On Making Change Happen
Awareness, Acceptance, Action
Change is tough. It’s uncomfortable, inconvenient and just an all-around pain in the ass. I have struggled with change in a million and one different ways and what has helped me the most is following a simple three-step process of awareness, acceptance and action.
I have successfully applied this practice to everything from oversleeping and weight gain to depression and lack of motivation. All different, yet the process for resolving each is exactly the same. Here's how I do it:
When faced with a situation or problem I wish to change, I need to be aware that there is an issue which can or must be changed and this takes honesty and courage. Take sobriety for instance; it’s become part of general wisdom that “the first step is admitting there’s a problem” — true for alcoholism and true for every other issue as well. When I have a tough time losing weight, then the first step might be to admit that I overeat (most likely true), or that I don’t exercise (probably also true). If I can be honest with myself about the reality of my circumstances, if I can look deep and identify unhealthy behavior, then I can begin starting to change it. But if I hold tight to denial and repeatedly tell myself that I can’t lose weight and I don’t know why, and then I sit down and eat an entire pizza by myself before laying down for my second nap of the day, well then I am not going to get very far. (Seriously though, who doesn’t eat the entire pizza??)
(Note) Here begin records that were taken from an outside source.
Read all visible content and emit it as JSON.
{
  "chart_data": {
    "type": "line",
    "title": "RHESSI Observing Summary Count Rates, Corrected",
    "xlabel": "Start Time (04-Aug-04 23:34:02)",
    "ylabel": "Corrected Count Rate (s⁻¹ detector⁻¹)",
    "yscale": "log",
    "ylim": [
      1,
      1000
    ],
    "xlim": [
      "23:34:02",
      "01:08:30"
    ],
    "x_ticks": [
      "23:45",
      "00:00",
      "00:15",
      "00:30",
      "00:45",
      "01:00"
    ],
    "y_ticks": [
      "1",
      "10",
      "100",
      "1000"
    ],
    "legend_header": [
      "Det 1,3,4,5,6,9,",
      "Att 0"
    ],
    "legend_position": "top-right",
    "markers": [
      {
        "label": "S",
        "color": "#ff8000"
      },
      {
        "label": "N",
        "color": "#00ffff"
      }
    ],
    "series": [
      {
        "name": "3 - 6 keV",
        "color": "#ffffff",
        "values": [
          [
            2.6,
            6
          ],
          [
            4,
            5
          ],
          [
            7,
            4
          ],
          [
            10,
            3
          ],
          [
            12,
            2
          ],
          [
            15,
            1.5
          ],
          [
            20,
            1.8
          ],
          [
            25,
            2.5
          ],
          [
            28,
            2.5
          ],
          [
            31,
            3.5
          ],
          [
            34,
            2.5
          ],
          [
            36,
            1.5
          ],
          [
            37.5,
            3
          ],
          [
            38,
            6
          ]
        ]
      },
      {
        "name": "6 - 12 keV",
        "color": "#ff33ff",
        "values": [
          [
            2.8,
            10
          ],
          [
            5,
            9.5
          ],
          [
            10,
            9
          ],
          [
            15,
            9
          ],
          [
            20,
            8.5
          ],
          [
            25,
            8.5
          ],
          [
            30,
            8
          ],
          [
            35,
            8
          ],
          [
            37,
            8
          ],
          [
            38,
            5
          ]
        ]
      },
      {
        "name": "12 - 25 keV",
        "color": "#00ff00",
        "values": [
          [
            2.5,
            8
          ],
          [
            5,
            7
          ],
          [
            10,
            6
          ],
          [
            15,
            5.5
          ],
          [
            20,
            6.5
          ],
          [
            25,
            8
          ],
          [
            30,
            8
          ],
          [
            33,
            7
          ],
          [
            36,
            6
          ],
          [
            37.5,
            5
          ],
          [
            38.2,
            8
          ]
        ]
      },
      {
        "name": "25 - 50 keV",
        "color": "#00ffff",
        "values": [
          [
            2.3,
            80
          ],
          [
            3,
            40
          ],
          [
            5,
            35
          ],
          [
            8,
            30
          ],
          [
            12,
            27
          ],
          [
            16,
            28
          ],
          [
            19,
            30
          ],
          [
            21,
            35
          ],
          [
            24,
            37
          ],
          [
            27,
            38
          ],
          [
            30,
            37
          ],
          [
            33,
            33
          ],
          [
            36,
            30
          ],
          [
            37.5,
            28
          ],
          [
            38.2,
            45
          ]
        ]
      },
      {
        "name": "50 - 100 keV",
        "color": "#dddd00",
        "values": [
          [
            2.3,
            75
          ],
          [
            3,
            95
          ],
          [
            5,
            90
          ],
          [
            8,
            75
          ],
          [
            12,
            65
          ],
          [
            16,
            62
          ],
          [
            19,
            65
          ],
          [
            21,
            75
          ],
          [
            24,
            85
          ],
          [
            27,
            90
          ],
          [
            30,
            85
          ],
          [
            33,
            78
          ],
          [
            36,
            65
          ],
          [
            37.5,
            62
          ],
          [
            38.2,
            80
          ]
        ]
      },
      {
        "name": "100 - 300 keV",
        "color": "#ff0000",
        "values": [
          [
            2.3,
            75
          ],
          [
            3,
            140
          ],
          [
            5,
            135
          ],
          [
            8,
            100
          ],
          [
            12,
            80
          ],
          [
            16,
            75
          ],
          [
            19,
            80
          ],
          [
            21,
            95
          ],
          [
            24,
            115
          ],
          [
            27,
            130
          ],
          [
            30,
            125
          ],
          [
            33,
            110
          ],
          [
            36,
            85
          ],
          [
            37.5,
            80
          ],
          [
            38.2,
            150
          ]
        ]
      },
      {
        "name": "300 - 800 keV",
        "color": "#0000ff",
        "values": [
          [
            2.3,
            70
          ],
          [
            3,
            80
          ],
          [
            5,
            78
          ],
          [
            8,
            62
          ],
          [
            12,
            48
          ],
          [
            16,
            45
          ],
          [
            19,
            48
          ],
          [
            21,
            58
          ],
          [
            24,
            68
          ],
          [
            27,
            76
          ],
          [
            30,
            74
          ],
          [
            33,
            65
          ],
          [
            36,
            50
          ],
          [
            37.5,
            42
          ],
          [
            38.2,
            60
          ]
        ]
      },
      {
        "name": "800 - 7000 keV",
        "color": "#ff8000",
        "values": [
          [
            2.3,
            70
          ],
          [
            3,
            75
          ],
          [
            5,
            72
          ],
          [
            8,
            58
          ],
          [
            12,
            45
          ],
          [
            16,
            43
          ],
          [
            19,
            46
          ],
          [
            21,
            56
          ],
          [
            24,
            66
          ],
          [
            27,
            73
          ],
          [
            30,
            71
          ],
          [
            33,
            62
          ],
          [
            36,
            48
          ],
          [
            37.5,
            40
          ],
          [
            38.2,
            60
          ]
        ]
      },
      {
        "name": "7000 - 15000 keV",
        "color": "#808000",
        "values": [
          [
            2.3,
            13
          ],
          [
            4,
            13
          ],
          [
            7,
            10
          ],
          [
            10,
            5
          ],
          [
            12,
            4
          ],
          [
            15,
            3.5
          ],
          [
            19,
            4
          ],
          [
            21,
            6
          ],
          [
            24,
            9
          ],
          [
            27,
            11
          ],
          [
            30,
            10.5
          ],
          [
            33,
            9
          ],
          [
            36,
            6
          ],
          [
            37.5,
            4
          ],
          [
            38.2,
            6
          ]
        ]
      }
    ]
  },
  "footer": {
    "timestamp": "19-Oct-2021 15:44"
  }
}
Practicing acceptance seems like the easy part, yet I find this step to be the most difficult of all. It’s very easy to tell myself that I have accepted something, but saying I accept something doesn’t actually make it true; it’s all just lip service and hope if nothing is backing it up. Take my weight gain struggle: if I claim to accept that I have gained weight and that it is the result of my overeating and lack of exercise but then continue to shame myself for being a big fatty and beat myself up every time I overeat, then I really have accepted nothing, I am just fighting myself and the situation. However, if I go to my favorite pizza shop, place an order for a large pie with the clear intention of eating the entire thing by myself, knowing full well that I will feel bloated and awful afterwards but decide it's all worth it for the wonderful experience of eating the delicious cheesy pizza, then I am starting to move into the acceptance phase. The key is recognizing the consequences of my choices and make the best of them instead of fighting them.
Often I take this even further and overindulge in the bad behavior; I eat multiple pizzas instead of one so I make myself sick of the very thing I am craving, I try to sleep for 20 hours if I am struggling to sleep less than 12 hours, I attempt to accomplish absolutely nothing if I am feeling bad about not getting enough done. Eventually the joy I experience from indulging my unhealthy behavior becomes diminished to the point where it no longer justifies the discomfort. Once I cease getting a payoff from embracing a bad choice or situation, then I am ready and able to behave differently.
My acceptance is demonstrated by action so it's pretty easy to recognize this stage, it begins the moment I start making better choices. The action phase is the sweet spot of the process and once I am in it, then I am well on my way to real change. At this point, I've had time to get comfortable with exactly where I am, I've let go of shame and judgment, and I recognize that anything I do or don't do, is entirely up to me. If I want to do something, great; if I don't want to do something, that's also great. When I am able to stop pressuring and analyzing myself, I basically create the perfect breeding ground for activity. I naturally begin moving more, waking up earlier, making things; I do the things which express the experience of becoming aware and practicing acceptance.
The action part of this process can go on indefinitely; generally, for however long it takes me to feel satisfied and accomplished. It can absolutely turn into a total lifestyle change if that's what I want, the choice is up to me.
These three steps are simple, but they are not necessarily easy. Making change happen can be some of the most difficult work, but it is never impossible. I have found that by looking at a situation through the lens of this process, I am able to break anything down into manageable parts. I become less overwhelmed and gradually more at ease with myself and my circumstances; I become willing to open my hands and receive the next possible thing instead of clinging to the past. I become capable of making change happen.